The Gambia: Integrated National Disability Policy 2009-2018– draft
Since 2009, the National Disability Policy has been awaiting adoption. It identifies and defines key areas for policy intervention in the Gambia for Persons with Disabilities. The main objective of the disability policy is to enhance care for and help individuals with disability to cope with situations and be fully functional in their communities. Despite trainings and services interventions Persons with Disabilities are facing a lot of challenges preventing them from fully participating in daily life activities.
The development of any country is determined by the quality of life of its inhabitants. This population obviously includes Persons with Disabilities. The Gambia will therefore be committed to invest and cater for the diverse needs of this group to make them independent and productive members of the society. Investing in disability means having a society fit for all ‘’as the saying goes nothing about us without us’’. The following will be the justifications for investing in disability:
1. Reduce the incidence of street begging
2. Reduce dependency
3. Reduce delinquency
4. Reduce the issue of child labor among children with disabilities
5. People with Disabilities will develop to their fullest potential
6. Increase life expectancy for People with Disabilities
7. Increase economic independence
8. Promote mainstreaming and social inclusion
9. Enhances individual responsibility
10. Promote Human Rights of People with Disabilities
The Disability Policy is broken into chapters, giving policy guidelines, discussing monitoring and evaluation, legislation, the institutional framework for policy implementation and the proposed structures for the coordination of disability issues.
The draft Disability Bill is to support the implementation of this Policy.
African Decade – Award of Ambassadorial Status
The Ambassadorial Status is a Secretariat civil society award to the Government for progress already made and to be made in the field of disability mainstreaming and integration.
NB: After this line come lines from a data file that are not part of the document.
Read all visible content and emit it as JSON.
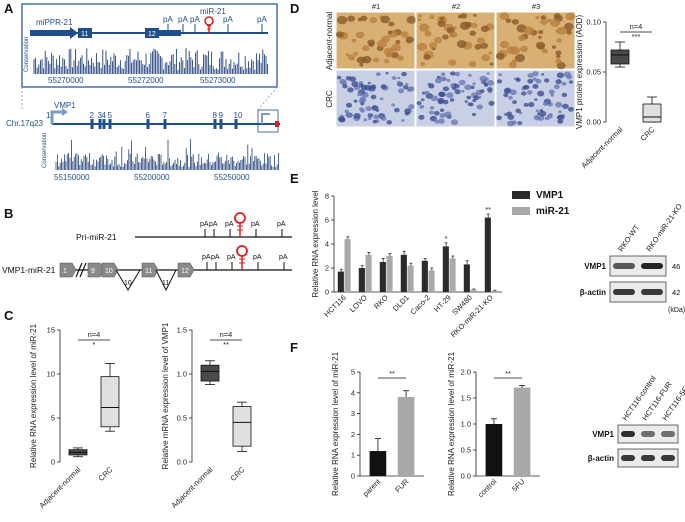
{
  "panels": {
    "a": {
      "label": "A",
      "inset": {
        "mipr_label": "miPPR-21",
        "exon_labels": [
          "11",
          "12"
        ],
        "pa_labels": [
          "pA",
          "pA",
          "pA",
          "pA",
          "pA"
        ],
        "mir_label": "miR-21",
        "conservation_label": "Conservation",
        "coords": [
          "55270000",
          "55272000",
          "55273000"
        ]
      },
      "main": {
        "chr_label": "Chr.17q23",
        "gene_label": "VMP1",
        "start_label": "1",
        "exon_numbers": [
          "2",
          "3",
          "4",
          "5",
          "6",
          "7",
          "8",
          "9",
          "10"
        ],
        "conservation_label": "Conservation",
        "coords": [
          "55150000",
          "55200000",
          "55250000"
        ]
      }
    },
    "b": {
      "label": "B",
      "pri_label": "Pri-miR-21",
      "vmp_label": "VMP1-miR-21",
      "exons": [
        "1",
        "9",
        "10",
        "11",
        "12"
      ],
      "loop_labels": [
        "10",
        "11"
      ],
      "pa_labels": [
        "pA",
        "pA",
        "pA",
        "pA",
        "pA"
      ]
    },
    "c": {
      "label": "C",
      "charts": [
        {
          "ylabel": "Relative RNA expression level of miR-21",
          "n_label": "n=4",
          "sig": "*",
          "categories": [
            "Adjacent-normal",
            "CRC"
          ],
          "ylim": [
            0,
            15
          ],
          "ticks": [
            "0",
            "5",
            "10",
            "15"
          ],
          "boxes": [
            {
              "min": 0.6,
              "q1": 0.8,
              "median": 1.1,
              "q3": 1.4,
              "max": 1.6
            },
            {
              "min": 3.5,
              "q1": 4.0,
              "median": 6.2,
              "q3": 9.7,
              "max": 11.2
            }
          ]
        },
        {
          "ylabel": "Relative mRNA expression level of VMP1",
          "n_label": "n=4",
          "sig": "**",
          "categories": [
            "Adjacent-normal",
            "CRC"
          ],
          "ylim": [
            0,
            1.5
          ],
          "ticks": [
            "0.0",
            "0.5",
            "1.0",
            "1.5"
          ],
          "boxes": [
            {
              "min": 0.88,
              "q1": 0.92,
              "median": 1.03,
              "q3": 1.1,
              "max": 1.15
            },
            {
              "min": 0.12,
              "q1": 0.18,
              "median": 0.45,
              "q3": 0.63,
              "max": 0.68
            }
          ]
        }
      ]
    },
    "d": {
      "label": "D",
      "col_labels": [
        "#1",
        "#2",
        "#3"
      ],
      "row_labels": [
        "Adjacent-normal",
        "CRC"
      ],
      "chart": {
        "ylabel": "VMP1 protein expression (AOD)",
        "n_label": "n=4",
        "sig": "***",
        "categories": [
          "Adjacent-normal",
          "CRC"
        ],
        "ylim": [
          0,
          0.1
        ],
        "ticks": [
          "0.00",
          "0.05",
          "0.10"
        ],
        "boxes": [
          {
            "min": 0.055,
            "q1": 0.058,
            "median": 0.067,
            "q3": 0.072,
            "max": 0.08
          },
          {
            "min": 0.0,
            "q1": 0.0,
            "median": 0.005,
            "q3": 0.018,
            "max": 0.025
          }
        ]
      }
    },
    "e": {
      "label": "E",
      "chart_data": {
        "type": "bar",
        "ylabel": "Relative RNA expression level",
        "categories": [
          "HCT116",
          "LOVO",
          "RKO",
          "DLD1",
          "Caco-2",
          "HT-29",
          "SW480",
          "RKO-miR-21-KO"
        ],
        "series": [
          {
            "name": "VMP1",
            "color": "#2b2b2b",
            "values": [
              1.7,
              2.0,
              2.5,
              3.1,
              2.6,
              3.8,
              2.3,
              6.2
            ],
            "errors": [
              0.2,
              0.2,
              0.3,
              0.3,
              0.2,
              0.3,
              0.3,
              0.3
            ]
          },
          {
            "name": "miR-21",
            "color": "#a9a9a9",
            "values": [
              4.4,
              3.1,
              3.0,
              2.2,
              1.8,
              2.8,
              0.2,
              0.1
            ],
            "errors": [
              0.2,
              0.2,
              0.2,
              0.2,
              0.2,
              0.2,
              0.05,
              0.05
            ]
          }
        ],
        "sig": [
          {
            "index": 5,
            "text": "*"
          },
          {
            "index": 7,
            "text": "**"
          }
        ],
        "ylim": [
          0,
          8
        ],
        "ticks": [
          "0",
          "2",
          "4",
          "6",
          "8"
        ]
      },
      "blot": {
        "lanes": [
          "RKO-WT",
          "RKO-miR-21-KO"
        ],
        "rows": [
          "VMP1",
          "β-actin"
        ],
        "markers": [
          "46",
          "42"
        ],
        "unit": "(kDa)"
      }
    },
    "f": {
      "label": "F",
      "charts": [
        {
          "ylabel": "Relative RNA expression level of miR-21",
          "categories": [
            "parent",
            "FUR"
          ],
          "values": [
            1.2,
            3.8
          ],
          "errors": [
            0.6,
            0.3
          ],
          "colors": [
            "#111111",
            "#a9a9a9"
          ],
          "sig": "**",
          "ylim": [
            0,
            5
          ],
          "ticks": [
            "0",
            "1",
            "2",
            "3",
            "4",
            "5"
          ]
        },
        {
          "ylabel": "Relative RNA expression level of miR-21",
          "categories": [
            "control",
            "5FU"
          ],
          "values": [
            1.0,
            1.7
          ],
          "errors": [
            0.1,
            0.04
          ],
          "colors": [
            "#111111",
            "#a9a9a9"
          ],
          "sig": "**",
          "ylim": [
            0,
            2.0
          ],
          "ticks": [
            "0.0",
            "0.5",
            "1.0",
            "1.5",
            "2.0"
          ]
        }
      ],
      "blot": {
        "lanes": [
          "HCT116-control",
          "HCT116-FUR",
          "HCT116-5FU"
        ],
        "rows": [
          "VMP1",
          "β-actin"
        ]
      }
    }
  }
}
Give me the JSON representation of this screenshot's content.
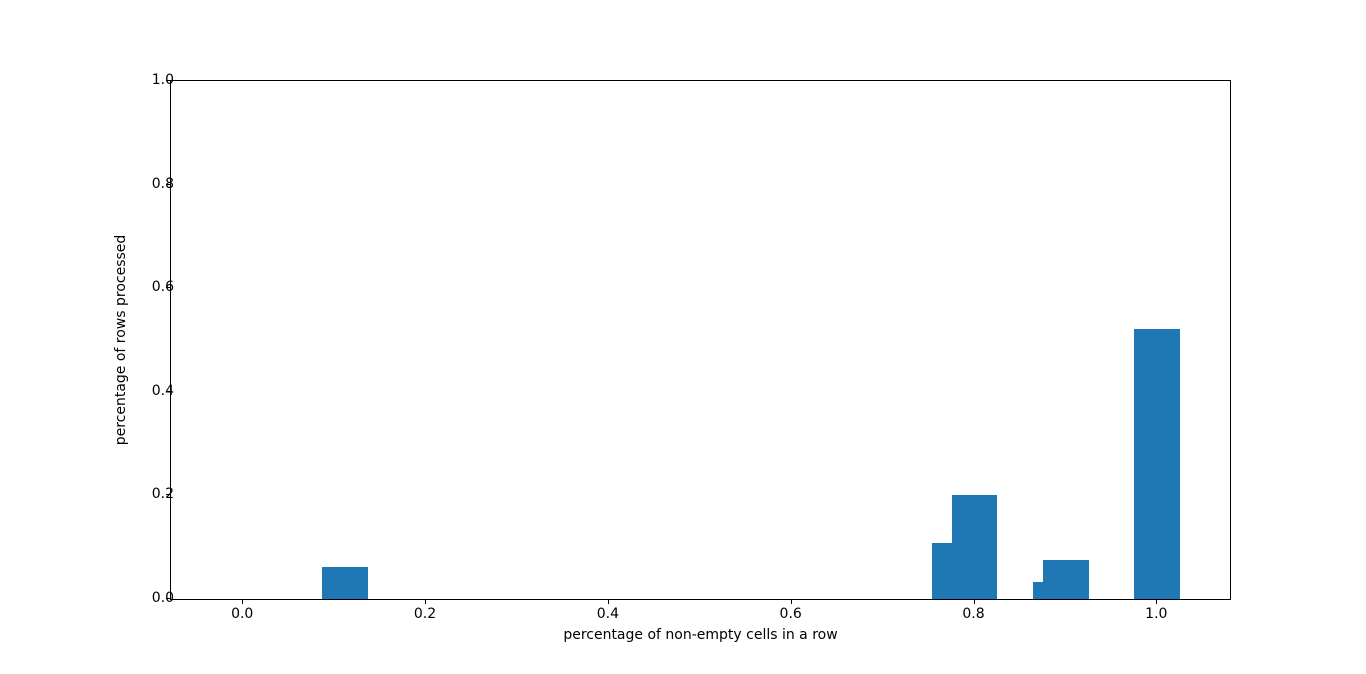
{
  "figure": {
    "background": "#ffffff"
  },
  "chart_data": {
    "type": "bar",
    "title": "",
    "xlabel": "percentage of non-empty cells in a row",
    "ylabel": "percentage of rows processed",
    "xlim": [
      -0.079,
      1.0795
    ],
    "ylim": [
      0.0,
      1.0
    ],
    "xticks": [
      0.0,
      0.2,
      0.4,
      0.6,
      0.8,
      1.0
    ],
    "yticks": [
      0.0,
      0.2,
      0.4,
      0.6,
      0.8,
      1.0
    ],
    "tick_label_decimals": 1,
    "grid": false,
    "legend": false,
    "bar_color": "#1f77b4",
    "bar_width": 0.05,
    "bars": [
      {
        "x": 0.111,
        "height": 0.061
      },
      {
        "x": 0.778,
        "height": 0.108
      },
      {
        "x": 0.8,
        "height": 0.2
      },
      {
        "x": 0.889,
        "height": 0.032
      },
      {
        "x": 0.9,
        "height": 0.075
      },
      {
        "x": 1.0,
        "height": 0.522
      }
    ]
  }
}
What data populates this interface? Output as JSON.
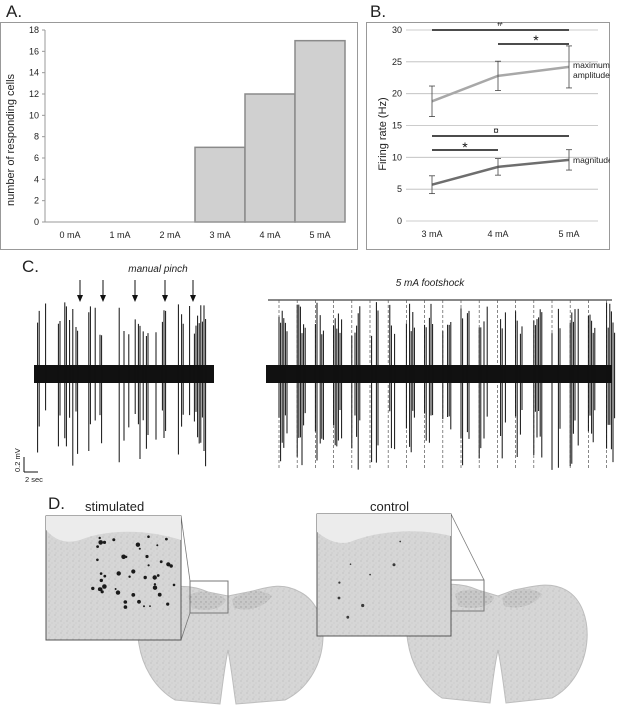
{
  "panels": {
    "a": {
      "letter": "A.",
      "ylabel": "number of responding cells",
      "yticks": [
        "0",
        "2",
        "4",
        "6",
        "8",
        "10",
        "12",
        "14",
        "16",
        "18"
      ]
    },
    "b": {
      "letter": "B.",
      "ylabel": "Firing rate (Hz)",
      "yticks": [
        "0",
        "5",
        "10",
        "15",
        "20",
        "25",
        "30"
      ],
      "annot_hash": "#",
      "annot_star_top": "*",
      "annot_currency": "¤",
      "annot_star_bottom": "*",
      "label_max_1": "maximum",
      "label_max_2": "amplitude",
      "label_mag": "magnitude"
    },
    "c": {
      "letter": "C.",
      "pinch_label": "manual pinch",
      "shock_label": "5 mA footshock",
      "scale_v": "0.2 mV",
      "scale_t": "2 sec"
    },
    "d": {
      "letter": "D.",
      "stim_label": "stimulated",
      "ctrl_label": "control"
    }
  },
  "chart_data": [
    {
      "type": "bar",
      "categories": [
        "0 mA",
        "1 mA",
        "2 mA",
        "3 mA",
        "4 mA",
        "5 mA"
      ],
      "values": [
        0,
        0,
        0,
        7,
        12,
        17
      ],
      "title": "",
      "xlabel": "",
      "ylabel": "number of responding cells",
      "ylim": [
        0,
        18
      ],
      "grid": false,
      "bar_color": "#d0d0d0"
    },
    {
      "type": "line",
      "categories": [
        "3 mA",
        "4 mA",
        "5 mA"
      ],
      "series": [
        {
          "name": "maximum amplitude",
          "values": [
            18.8,
            22.8,
            24.2
          ],
          "errors": [
            2.4,
            2.3,
            3.3
          ],
          "color": "#a8a8a8"
        },
        {
          "name": "magnitude",
          "values": [
            5.7,
            8.5,
            9.6
          ],
          "errors": [
            1.4,
            1.3,
            1.6
          ],
          "color": "#6e6e6e"
        }
      ],
      "title": "",
      "ylabel": "Firing rate (Hz)",
      "ylim": [
        0,
        30
      ],
      "grid": true
    }
  ]
}
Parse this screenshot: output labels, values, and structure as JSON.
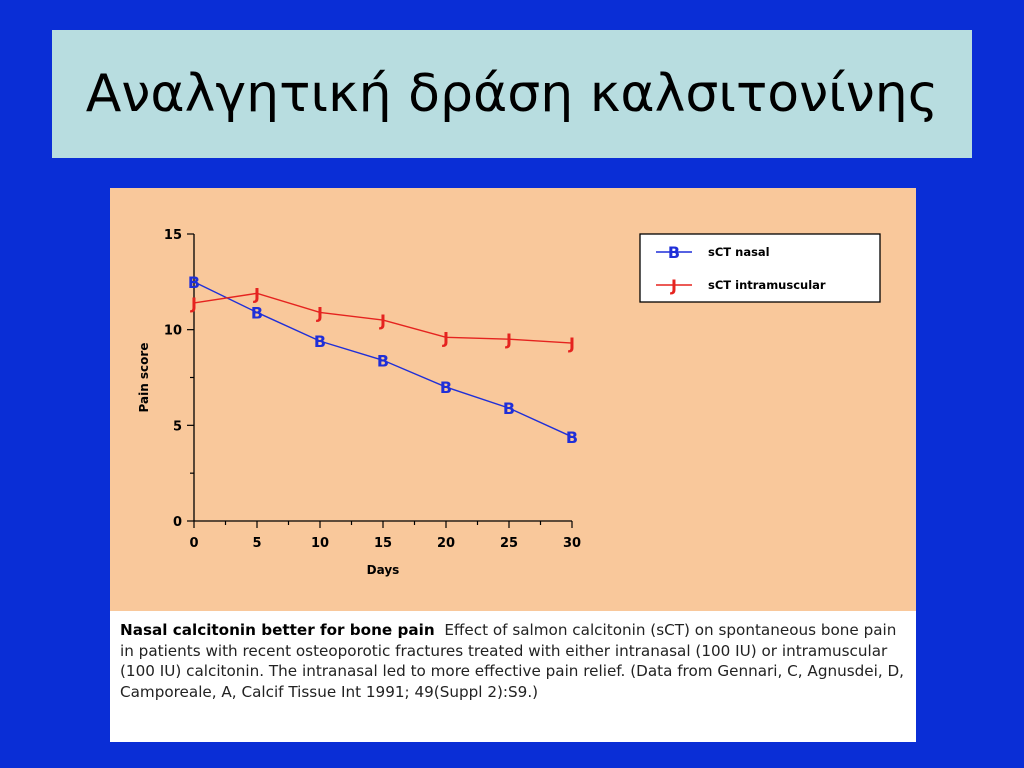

The award is effected through a Memorandum of Agreement (MOA) linked to specific programmes. The MOA is not a political agreement.
The objective of this status is to:
a. Provide opportunities for mainstreaming or integrating disability in key spheres of government programmes.
b. Showcase the disability model and achievements as examples of good practice worth of replication in other parts of Africa and beyond.
c. Facilitate the mobilisation of funding and other resources that will make it possible to implement the programmes in section 2.2 of the MOA.
d. Demonstrate the usefulness of leadership by government in the field of disability mainstreaming and human rights.
e. To publicly affirm and reward the Government for achievements in disability and human rights while at the same time promoting international and development cooperation in the field of disability.
The objective of the award is to promote sharing of best practice in disability mainstreaming. The award
was decided upon after implementing activities and collection of evidence and data that support and validate the progress that has been made in the country.
The Gambia accepted the Ambassadorial Award in 2011. This is a big opportunity for the Gambia to receive recognition on the international stage for its work in disability.